Z przeprowadzonej przez Urząd KNF analizy wynika, że „najtańszy" dla banków byłby wariant zaproponowanych przez przewodniczącego KNF ugód z frankowiczami.
Ugoda dużo prostsza
Pomysł nadzoru polega na zawarciu przez banki ugód i przekonwertowaniu hipotek frankowych na złotowe i rozliczeniu ich tak, jakby od początku były kredytami w złotych ze stawką WIBOR i takimi marżami, jakie stosowano w czasach udzielania tych kredytów. Koszt konwersji na takich zasadach szacowany jest przez nadzór na 35 mld zł. Założono, że ugodami objęto by wszystkie czynne kredyty.
KNF zwraca uwagę, że porozumienia niosą wiele korzyści dla banku, takich jak brak antagonizowania relacji z klientami, zmniejszenie wymogów kapitałowych, zmniejszenie ryzyka prawnego i uniknięcie drogi sądowej i kosztów obsługi prawnej. Z kolei korzyść dla klientów to spadek nominalnego zadłużenia, wyeliminowanie ryzyka kursowego i zmniejszenie relacji długu do wartości nieruchomości. A także brak konieczności składania pozwu sądowego.
Jednak korzyści finansowe dla klientów z ugód byłyby mniejsze niż te, po jakie mogliby sięgnąć w sądzie.

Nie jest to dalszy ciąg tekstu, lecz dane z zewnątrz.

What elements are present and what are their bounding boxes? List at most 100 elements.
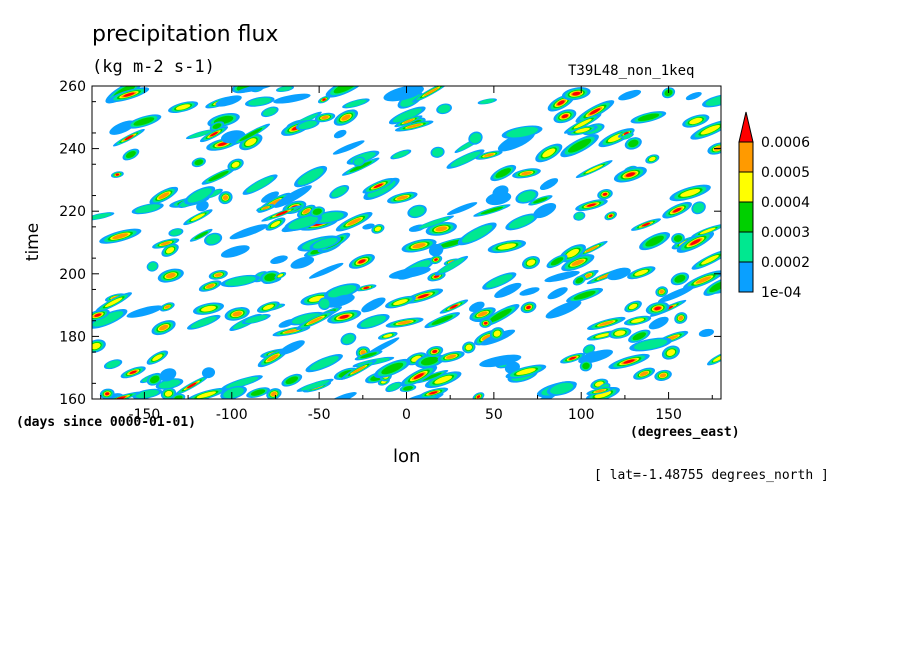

Według UKNF wariant najbardziej korzystny dla frankowiczów i najbardziej bolesny dla banków kosztowałby sektor 234 mld zł. To koszt unieważnienia wszystkich frankowych kredytów (także już spłaconych) przy założeniu, że banki musiałyby zwrócić klientom wszystkie pobrane raty, a ci nie musieliby bankom oddawać nawet kapitału – ze względu na przedawnienie.